CloneSquad, an AWS EC2 Pet Autoscaler

An Autoscaler for mutable architectures on AWS EC2

Because mutables architectures are still highly common and as they are encountered in most Cloud migrations, CloneSquad is a Serverless Autoscaler software with the main goal to get the most of the Cloud benefits while taking the constraint to never create or terminate EC2 instances but only by doing start/stop of existing ones (aka Pet machines).

CloneSquad is designed to be used when AWS Auto Scaling cannot be: It manages as well EC2 ALB/NLBs, target groups and health checks mechanisms.

Features and Benefits (Please also read the FAQ)
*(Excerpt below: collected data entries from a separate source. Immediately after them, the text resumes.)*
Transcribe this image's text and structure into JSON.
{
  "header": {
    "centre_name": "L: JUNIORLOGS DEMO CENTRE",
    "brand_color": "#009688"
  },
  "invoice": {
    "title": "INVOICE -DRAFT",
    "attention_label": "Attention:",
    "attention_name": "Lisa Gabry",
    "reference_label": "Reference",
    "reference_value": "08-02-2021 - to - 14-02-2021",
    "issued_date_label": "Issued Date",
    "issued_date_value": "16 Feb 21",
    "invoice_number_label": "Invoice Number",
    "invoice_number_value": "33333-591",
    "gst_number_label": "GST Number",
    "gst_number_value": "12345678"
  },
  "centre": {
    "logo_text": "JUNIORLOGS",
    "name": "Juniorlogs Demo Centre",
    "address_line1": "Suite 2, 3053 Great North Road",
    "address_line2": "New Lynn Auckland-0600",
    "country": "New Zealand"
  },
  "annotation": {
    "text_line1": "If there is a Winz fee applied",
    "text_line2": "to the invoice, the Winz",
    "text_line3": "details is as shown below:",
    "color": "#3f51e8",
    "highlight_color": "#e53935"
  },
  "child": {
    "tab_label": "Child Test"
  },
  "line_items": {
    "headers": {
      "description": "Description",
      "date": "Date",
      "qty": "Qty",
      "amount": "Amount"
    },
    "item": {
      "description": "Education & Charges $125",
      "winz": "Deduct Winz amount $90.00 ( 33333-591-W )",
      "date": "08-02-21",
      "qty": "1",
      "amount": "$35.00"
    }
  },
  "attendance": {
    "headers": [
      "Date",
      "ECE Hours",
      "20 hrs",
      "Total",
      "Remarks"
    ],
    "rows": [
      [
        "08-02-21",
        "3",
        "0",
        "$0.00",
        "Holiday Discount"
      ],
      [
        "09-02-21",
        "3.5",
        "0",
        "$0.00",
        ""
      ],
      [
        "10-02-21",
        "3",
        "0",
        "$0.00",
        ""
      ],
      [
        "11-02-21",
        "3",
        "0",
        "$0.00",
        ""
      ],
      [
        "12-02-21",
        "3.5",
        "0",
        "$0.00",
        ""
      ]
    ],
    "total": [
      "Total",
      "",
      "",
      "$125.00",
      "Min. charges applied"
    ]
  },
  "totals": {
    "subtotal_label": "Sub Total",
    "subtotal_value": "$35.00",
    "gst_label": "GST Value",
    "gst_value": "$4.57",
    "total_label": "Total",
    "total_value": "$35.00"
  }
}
  • Scaling (see Documentation details)
    • Automatic autoscaling based on internal and/or user-defined alarms & metrics,
    • Desired instance count mode (ex: temporarily force 100% of instances to run and allow mutable update),
    • Always-on Availability Zone instance balancing algorithm,
    • Multi targetgroup support (associated to one or multiple ALB or NLB) at the same time (w/ smart instance draining before shutdown),
      • Note: CloneSquad can also work without any managed TargetGroup if not applicable to user use-case.
    • Automatic replacement of unhealthy/unavail/impaired instances,
    • (Optional) Vertical scaling (by leveraging instance type distribution in the fleet),
  • Cost optimization
    • Support for 'persistent' Spot instances aside of On-Demand ones in the same fleet with configurable priorities, Spot Rebalance recommendation and interruption handling,
    • Smart management of t[3|4].xxx burstable instances (aka 'CPU Crediting mode' to avoid overcost linked to unlimited bursting),
    • (Optional) 'LightHouse' mode allowing to run automatically cheap instance types during low activity periods,
    • (Optional) Extra cost optimization options for non-autoscaled resources: Static subfleet support both for EC2 Instances, RDS databases and TransferFamily servers. Allows simple on/off use-cases (in combination with the scheduler. See demonstration).
  • Resilience
  • Agility
    • Support for mixed instance type fleet,
    • Integrated event scheduler ('cron' or 'rate' based) for complex scaling scenario,
    • Configuration hierarchy for complex dynamic settings,
    • API Gateway to monitor and make some basic operations.
  • Observability
    • (Optional) CloudWatch dashboard (Note: activated by default),
    • Events & Notifications (Lambda/SQS/SNS targets) framework to react to Squad events (ex: Register a just-started instance to an external monitoring solution and/or DNS),
    • Extensive debuggability with encountered scaling issues and exceptions exported to S3 (with contextual CloudWatch dashboard PNG snapshots).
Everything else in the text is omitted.